Court Hammers Roofer Who Was Acting as an Adjuster


September 25th, 2017 By Catherine Hanna

Insurers have frequently battled with sometimes-unscrupulous parties who encourage homeowners to file claims for unneeded repairs. (These battles, in fact, spurred recent legislation that you can read about on our blog here and here.) A recent decision out of the Fort Worth Court of Appeals makes it clear that contractors who try to get around regulations for public adjusters – in other words, who offer to do work and seek payment from insurance companies – do so at their own risk. Lon Smith & Associates v. Key, No. 02-15-00328-CV, 2017 WL 3298391 (Tex. App.—Fort Worth Aug. 3, 2017, no pet h.).

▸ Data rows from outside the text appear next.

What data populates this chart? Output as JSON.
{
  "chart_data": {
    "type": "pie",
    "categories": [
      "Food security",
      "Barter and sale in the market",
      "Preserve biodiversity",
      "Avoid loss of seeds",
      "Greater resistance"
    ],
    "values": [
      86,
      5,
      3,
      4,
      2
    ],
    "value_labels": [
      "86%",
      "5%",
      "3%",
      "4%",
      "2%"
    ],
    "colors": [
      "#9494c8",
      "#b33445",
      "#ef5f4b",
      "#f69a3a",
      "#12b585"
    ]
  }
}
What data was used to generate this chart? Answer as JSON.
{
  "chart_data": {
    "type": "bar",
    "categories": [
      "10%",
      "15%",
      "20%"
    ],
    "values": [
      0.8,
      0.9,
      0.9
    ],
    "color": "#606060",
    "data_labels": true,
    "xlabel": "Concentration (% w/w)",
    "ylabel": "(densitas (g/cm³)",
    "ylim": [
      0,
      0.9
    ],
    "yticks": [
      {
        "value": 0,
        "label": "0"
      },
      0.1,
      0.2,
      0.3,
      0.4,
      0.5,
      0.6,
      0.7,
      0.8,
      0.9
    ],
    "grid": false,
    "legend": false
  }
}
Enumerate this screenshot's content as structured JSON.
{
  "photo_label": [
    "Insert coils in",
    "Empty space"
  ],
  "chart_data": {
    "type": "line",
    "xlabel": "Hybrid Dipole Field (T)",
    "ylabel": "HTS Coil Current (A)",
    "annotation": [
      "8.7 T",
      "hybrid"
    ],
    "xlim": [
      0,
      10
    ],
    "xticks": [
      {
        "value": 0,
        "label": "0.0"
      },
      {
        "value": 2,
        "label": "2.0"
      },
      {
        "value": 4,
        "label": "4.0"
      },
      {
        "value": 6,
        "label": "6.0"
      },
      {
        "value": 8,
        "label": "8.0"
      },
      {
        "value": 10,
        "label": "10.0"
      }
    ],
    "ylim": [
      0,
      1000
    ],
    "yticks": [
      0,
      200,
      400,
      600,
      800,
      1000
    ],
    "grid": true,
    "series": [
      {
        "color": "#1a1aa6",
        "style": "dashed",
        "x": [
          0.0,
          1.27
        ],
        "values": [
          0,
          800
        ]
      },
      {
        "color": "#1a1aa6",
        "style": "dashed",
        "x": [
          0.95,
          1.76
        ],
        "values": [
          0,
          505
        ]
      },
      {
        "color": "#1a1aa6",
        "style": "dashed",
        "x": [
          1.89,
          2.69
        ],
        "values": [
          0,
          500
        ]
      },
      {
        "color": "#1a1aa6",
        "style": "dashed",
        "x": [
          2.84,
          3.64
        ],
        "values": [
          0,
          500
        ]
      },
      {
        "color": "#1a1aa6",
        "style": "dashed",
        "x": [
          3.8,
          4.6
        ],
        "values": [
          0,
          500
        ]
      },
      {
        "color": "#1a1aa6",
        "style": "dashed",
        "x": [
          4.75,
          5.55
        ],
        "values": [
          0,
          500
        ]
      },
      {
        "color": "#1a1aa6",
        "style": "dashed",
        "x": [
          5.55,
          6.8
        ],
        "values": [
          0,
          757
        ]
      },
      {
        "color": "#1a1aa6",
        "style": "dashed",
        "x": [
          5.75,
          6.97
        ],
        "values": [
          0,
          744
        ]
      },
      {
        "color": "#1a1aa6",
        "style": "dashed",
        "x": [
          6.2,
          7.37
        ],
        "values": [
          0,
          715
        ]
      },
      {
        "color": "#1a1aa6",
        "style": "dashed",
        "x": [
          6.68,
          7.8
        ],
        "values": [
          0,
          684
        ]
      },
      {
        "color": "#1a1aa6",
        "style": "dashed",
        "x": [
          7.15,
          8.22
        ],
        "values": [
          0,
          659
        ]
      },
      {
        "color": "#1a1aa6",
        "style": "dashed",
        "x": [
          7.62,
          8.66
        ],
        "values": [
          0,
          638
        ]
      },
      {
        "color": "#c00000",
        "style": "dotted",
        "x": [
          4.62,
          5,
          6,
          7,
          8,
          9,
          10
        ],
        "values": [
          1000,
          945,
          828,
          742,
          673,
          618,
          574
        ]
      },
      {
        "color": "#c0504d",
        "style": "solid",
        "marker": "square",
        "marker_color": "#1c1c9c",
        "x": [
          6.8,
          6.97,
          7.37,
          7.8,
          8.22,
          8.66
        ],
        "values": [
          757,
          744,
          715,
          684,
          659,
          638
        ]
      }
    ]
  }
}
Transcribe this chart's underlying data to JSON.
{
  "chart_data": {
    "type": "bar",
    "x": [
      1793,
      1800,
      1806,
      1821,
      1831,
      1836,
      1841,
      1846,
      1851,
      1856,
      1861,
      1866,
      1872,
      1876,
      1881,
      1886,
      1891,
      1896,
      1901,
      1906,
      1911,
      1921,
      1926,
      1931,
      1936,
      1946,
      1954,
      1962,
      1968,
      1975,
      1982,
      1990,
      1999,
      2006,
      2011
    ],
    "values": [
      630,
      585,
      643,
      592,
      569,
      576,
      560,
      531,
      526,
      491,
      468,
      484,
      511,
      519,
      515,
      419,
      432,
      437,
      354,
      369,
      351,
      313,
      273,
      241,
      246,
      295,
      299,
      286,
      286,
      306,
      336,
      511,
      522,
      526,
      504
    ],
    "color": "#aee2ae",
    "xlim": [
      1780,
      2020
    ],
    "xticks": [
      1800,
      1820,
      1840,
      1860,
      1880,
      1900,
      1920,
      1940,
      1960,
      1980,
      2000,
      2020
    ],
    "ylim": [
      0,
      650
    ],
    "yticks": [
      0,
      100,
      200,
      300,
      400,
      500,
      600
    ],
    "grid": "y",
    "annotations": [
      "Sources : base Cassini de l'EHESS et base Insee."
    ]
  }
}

In 2011, a hailstorm damaged the Keys’ roof. After notifying their homeowners’ insurance company of the damage, Joe Key signed a contract with Lon Smith Roofing and Construction to perform repairs for a total of $33,769.50. The contract included a section that stated the homeowner “authorize[d] Lon Smith Roofing and Construction (“LSRC”) to pursue homeowners best interest for all repairs, at a price agreeable to the insurance company and LSRC. The final price agreed to between the insurance company and LSRC shall be the final contract price.”

When the insurance payment did not cover the $33,769.50 total price, Lon Smith sued the Keys to collect on the rest of the contract. The Keys then sued Lon Smith in a class-action suit over the contract, arguing it was illegal, void, and unenforceable because it violated the Texas Insurance Code. Under the Code, a person cannot hold himself out as a public adjuster unless he has the required license. The code defines a public adjuster as a person who “acts on behalf of an insured in negotiating for or effecting the settlement of a claim.” Tex. Ins. Code. § 4102.001(3)(A)(i), (ii). Not only is advertising as a public adjuster without a license illegal – public adjusters are forbidden from participating directly or indirectly in repairing property that’s the subject of a claim because of the inherent conflict of interest. Id. § 4102.158(a)(1).

The court noted that the language in the Lon Smith contract about pursuing the homeowners’ best interests with insurance companies was in other contractor agreements that had already been litigated – at least one federal court found that the quoted language violated chapter 4012 of the Insurance Code and was void and unenforceable. See Reyelts v. Cross, 968 F. Supp. 2d 835 (N.D. Tex. 2013), aff’d, 566 Fed. App’x. 316 (5th Cir. 2014). Because the contract was void – not merely voidable at the election of the insured – the entire contract was completely unenforceable, and the insured was not liable for any payment for services rendered under it. Not only that, the federal court found that the contract’s language promising to advocate for the homeowner against the insurance company constituted a violation of the Deceptive Trade Practices Act’s prohibition on “unconscionable” actions against consumers, since it was illegal for the contractor to do so without a public adjuster license.

The Fort Worth court agreed with the prior federal court decision, ruling that the Lon Smith contract violated public policy and was void and unenforceable. The court flatly rejected Lon Smith’s argument that it was merely discussing the amount of damage to the consumer’s home and the reasonable cost of replacement with the insurance company, which is permitted – the contract expressly stated that Lon Smith would advocate for the homeowner by “pursu[ing] homeowners best interest.”

The court also rejected Lon Smith’s argument that because it was not an insurance adjuster, it couldn’t have violated the DTPA. The “tie-in” statute from the Insurance Code that allows consumers to sue for violations of the DTPA is Chapter 541, which governs insurance adjusters. Since Lon Smith was not an adjuster, his attorneys argued, there could be no cause of action under the DTPA for any insurance violations. The court concluded that the fact that Lon Smith misrepresented that it could and would advocate for homeowners as an adjuster was an unfair or deceptive act or practice in the business of insurance under chapter 541 of the Insurance Code.

The takeaway: not only did promising to act as an adjuster render the contract unenforceable (and, by extension, allow the homeowners or insurance companies to refuse to pay any amounts due), it also subjected the contractor to liability under the Insurance Code and DTPA, which allows recovery of treble damages. Given the fact that at least two cases have addressed identical language from separate contractors, there may be similar lawsuits on the horizon.